Recognizing that the arbitrary discrimination against webcasters perpetuated by the congressionally empowered CARP (Copyright Arbitration Royalty Panel) and mitigated insufficiently by the Librarian of Congress, U.S. Representatives Jay Inslee (D-WA), George Nethercutt (R-WA), and Rick Boucher (D-VA) have introduced the Internet Radio Fairness Act. These legislators recognize that quasi-communist regulatory excess swallowed net radio and regurgitated nyet radio.
I first lambasted the CARP procedure on May 21 and the Librarian’s decision on June 21. I’ll let you read my archived posts, rather than trying to rekindle my ire here. But allow me to recap my arguments: 1) There is no reason the delivery method of a radio station (Internet or airwaves) should impact its royalty fees—listenership should do that. 2) The airwaves are public property—regulation is premised upon that—and the public allowed consolidation of the airwaves by corporations on the promise that Internet radio would supplement the airwaves with some real variety. Disallowing that now is disingenuous. 3) The recording industry, embittered by growing file-trading online, has decided to stop Internet radio before it starts, despite the fact that it is a very different (i.e. temporal) medium. Regulators should not fall prey to their irrationality.

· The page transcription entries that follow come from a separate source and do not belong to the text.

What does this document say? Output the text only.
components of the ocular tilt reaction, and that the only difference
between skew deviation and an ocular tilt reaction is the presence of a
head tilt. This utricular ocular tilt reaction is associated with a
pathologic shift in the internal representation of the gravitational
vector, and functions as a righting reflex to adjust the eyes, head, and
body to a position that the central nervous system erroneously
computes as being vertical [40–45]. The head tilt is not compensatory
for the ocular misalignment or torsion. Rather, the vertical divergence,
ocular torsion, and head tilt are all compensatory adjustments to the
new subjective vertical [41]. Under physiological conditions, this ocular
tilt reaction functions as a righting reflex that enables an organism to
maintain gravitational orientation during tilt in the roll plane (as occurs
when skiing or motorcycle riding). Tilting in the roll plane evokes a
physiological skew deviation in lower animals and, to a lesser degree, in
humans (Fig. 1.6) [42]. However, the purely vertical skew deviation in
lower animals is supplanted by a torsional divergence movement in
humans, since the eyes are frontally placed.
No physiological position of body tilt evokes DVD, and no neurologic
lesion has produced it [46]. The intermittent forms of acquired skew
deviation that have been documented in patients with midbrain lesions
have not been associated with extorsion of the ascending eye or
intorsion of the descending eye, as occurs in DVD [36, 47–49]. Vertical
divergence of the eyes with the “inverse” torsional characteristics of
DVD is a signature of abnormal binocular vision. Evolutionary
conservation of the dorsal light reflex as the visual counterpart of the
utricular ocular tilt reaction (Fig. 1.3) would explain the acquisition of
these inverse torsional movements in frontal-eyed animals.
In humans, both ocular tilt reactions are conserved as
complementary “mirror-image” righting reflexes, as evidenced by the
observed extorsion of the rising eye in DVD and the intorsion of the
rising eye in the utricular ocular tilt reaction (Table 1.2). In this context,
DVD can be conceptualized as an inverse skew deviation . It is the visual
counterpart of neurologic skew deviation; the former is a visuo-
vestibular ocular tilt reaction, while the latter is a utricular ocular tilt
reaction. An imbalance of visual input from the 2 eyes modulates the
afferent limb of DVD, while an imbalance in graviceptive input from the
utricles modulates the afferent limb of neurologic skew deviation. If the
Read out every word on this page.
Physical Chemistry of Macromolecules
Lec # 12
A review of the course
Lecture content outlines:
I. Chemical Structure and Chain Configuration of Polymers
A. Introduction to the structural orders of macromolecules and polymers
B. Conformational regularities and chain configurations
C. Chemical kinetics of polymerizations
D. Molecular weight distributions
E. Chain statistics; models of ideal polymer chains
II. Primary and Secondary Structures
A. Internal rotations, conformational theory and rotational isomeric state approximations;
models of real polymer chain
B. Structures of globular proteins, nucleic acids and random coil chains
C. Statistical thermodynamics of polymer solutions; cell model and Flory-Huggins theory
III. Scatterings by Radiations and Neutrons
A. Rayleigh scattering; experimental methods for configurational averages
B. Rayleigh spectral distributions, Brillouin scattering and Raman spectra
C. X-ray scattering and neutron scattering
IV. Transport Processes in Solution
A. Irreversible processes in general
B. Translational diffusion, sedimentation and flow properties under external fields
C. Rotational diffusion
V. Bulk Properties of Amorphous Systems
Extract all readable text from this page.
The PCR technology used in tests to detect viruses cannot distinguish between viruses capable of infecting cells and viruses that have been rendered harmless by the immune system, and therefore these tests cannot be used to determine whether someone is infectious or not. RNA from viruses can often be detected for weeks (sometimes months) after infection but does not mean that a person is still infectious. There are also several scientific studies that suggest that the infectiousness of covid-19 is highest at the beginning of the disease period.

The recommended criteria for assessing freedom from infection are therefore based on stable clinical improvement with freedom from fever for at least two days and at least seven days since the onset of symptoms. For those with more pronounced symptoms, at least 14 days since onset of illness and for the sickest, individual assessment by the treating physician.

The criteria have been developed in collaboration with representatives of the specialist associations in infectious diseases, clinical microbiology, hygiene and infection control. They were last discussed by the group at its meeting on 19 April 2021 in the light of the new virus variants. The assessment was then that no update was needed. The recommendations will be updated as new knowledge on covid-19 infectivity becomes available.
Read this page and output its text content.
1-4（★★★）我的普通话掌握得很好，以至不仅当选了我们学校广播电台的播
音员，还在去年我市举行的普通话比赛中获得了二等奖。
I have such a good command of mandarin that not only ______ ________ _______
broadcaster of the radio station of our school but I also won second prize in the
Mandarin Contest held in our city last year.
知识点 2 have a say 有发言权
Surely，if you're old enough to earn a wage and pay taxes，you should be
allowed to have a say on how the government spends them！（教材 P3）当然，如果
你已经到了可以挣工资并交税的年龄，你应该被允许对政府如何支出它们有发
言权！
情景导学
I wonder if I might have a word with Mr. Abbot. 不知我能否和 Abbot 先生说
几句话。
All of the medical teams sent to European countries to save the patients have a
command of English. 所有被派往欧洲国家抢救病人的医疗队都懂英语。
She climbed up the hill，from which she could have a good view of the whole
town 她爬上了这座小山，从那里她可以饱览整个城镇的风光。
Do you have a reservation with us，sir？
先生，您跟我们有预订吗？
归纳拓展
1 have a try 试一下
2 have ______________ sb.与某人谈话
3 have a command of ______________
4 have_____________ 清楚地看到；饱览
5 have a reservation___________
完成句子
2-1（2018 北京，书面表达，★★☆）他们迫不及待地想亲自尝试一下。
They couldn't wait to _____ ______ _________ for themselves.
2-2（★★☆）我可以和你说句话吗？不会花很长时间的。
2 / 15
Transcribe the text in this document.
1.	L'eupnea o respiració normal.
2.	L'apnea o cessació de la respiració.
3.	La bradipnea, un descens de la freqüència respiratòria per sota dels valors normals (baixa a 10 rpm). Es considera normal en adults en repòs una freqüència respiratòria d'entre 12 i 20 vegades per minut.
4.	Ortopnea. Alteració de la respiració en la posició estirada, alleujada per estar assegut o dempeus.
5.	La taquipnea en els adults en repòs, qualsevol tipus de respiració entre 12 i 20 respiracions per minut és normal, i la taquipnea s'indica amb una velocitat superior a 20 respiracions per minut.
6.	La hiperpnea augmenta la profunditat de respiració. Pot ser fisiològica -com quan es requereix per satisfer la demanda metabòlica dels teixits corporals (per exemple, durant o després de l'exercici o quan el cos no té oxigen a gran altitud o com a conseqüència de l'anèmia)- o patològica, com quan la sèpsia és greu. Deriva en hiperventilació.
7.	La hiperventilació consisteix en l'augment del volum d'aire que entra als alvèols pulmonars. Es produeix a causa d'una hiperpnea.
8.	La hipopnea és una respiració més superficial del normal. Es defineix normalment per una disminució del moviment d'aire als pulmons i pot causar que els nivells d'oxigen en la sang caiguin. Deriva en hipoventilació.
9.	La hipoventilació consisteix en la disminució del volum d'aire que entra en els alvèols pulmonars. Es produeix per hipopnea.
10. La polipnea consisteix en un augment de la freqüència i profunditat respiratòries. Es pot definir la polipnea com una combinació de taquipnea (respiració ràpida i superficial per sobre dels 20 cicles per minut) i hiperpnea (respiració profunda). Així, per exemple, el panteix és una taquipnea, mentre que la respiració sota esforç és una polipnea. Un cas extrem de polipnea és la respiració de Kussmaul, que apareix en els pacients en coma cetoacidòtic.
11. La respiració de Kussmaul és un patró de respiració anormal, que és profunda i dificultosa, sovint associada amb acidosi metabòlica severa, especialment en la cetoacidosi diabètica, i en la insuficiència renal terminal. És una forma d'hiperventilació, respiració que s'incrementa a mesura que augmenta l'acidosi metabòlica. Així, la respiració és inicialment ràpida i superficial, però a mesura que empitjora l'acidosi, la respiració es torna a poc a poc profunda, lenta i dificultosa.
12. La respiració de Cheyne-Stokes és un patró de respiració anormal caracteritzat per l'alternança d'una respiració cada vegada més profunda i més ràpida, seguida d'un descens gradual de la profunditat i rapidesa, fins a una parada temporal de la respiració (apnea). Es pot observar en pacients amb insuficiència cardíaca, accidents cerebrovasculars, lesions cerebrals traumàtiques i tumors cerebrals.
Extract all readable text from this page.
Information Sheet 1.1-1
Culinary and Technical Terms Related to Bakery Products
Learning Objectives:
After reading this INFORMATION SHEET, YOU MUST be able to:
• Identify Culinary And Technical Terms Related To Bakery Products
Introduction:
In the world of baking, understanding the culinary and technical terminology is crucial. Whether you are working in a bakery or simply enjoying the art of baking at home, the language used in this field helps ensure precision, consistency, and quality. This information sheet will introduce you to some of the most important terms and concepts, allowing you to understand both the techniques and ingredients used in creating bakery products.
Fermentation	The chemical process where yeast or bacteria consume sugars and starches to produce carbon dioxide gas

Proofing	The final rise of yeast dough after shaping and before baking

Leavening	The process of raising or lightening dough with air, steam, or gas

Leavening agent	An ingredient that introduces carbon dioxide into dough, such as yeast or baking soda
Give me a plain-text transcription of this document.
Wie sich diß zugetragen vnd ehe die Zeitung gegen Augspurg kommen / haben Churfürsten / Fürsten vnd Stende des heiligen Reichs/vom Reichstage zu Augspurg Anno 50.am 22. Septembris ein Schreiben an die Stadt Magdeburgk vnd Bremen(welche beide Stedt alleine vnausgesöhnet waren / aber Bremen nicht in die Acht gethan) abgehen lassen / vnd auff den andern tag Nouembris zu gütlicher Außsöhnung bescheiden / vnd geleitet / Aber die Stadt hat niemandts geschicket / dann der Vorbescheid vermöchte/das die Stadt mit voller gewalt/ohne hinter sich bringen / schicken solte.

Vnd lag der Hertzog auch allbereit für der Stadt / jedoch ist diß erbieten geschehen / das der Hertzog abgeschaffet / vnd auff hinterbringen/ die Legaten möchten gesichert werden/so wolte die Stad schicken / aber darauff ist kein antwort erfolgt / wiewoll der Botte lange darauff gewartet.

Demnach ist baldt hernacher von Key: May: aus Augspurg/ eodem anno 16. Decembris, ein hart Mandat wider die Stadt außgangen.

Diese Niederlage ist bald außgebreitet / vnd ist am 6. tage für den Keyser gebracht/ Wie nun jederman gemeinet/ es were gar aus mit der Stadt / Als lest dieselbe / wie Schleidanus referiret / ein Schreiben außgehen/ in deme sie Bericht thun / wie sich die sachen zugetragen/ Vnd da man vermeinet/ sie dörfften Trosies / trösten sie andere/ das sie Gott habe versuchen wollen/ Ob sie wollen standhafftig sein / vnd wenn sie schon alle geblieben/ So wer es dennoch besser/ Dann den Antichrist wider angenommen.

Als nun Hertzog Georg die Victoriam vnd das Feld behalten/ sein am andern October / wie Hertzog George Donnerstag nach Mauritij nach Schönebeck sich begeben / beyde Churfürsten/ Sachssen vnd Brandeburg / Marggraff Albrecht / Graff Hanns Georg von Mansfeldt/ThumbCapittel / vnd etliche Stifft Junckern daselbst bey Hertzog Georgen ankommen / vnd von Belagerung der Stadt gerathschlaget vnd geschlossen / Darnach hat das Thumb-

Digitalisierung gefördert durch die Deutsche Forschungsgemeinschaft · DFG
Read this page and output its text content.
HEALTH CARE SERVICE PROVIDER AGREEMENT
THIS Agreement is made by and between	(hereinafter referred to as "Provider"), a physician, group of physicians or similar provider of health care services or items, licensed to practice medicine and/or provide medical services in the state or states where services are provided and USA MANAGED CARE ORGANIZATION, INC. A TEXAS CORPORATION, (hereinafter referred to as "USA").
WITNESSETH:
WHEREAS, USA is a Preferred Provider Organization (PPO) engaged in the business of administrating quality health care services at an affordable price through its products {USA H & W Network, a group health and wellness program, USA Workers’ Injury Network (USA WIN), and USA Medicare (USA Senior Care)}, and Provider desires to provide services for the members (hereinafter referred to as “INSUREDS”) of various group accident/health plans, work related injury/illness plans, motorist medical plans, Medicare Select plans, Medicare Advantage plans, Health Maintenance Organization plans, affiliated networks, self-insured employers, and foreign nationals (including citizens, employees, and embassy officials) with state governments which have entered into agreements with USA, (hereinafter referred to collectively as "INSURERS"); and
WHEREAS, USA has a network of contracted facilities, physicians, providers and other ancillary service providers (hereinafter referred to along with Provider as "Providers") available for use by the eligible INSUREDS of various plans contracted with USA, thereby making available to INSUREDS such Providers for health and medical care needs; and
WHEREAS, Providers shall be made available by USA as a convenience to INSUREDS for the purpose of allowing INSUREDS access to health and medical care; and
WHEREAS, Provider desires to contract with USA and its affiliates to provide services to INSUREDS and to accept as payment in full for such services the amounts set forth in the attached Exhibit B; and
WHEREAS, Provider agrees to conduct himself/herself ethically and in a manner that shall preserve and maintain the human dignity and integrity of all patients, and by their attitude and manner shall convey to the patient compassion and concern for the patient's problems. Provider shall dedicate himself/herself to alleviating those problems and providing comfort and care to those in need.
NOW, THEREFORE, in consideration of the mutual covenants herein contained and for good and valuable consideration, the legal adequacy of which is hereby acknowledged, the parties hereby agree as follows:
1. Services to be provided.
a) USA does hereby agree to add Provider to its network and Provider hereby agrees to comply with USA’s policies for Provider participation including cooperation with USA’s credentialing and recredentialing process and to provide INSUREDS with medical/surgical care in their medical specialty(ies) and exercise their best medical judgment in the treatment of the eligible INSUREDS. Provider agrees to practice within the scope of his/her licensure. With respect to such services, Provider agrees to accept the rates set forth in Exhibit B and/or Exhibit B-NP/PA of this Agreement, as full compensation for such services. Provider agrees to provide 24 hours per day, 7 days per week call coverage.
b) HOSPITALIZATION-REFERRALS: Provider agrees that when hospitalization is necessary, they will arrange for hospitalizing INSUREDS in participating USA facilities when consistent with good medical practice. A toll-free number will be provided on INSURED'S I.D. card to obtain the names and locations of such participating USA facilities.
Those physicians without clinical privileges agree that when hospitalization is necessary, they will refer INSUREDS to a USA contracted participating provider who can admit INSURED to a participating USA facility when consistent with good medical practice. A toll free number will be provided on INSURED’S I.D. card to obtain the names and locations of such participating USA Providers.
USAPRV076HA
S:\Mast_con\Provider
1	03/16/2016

If you feel compelled to hear the copyright holders’ (not necessarily the artists’ I might add) side of the story, read this RIAA FAQ. However, I’m afraid they shoot themselves in the foot with questions 10 and 11. Either they really aren’t worried about traditional radio, or—almost by their own admission—they’re picking on webcasters in lieu of a costlier battle with traditional radio’s mega-conglomerates. If they’re not worried about traditional radio (and why should they be when 75+ years of broadcasting hasn’t put them out of business), then they are, as I’ve posited previously, merely paranoid.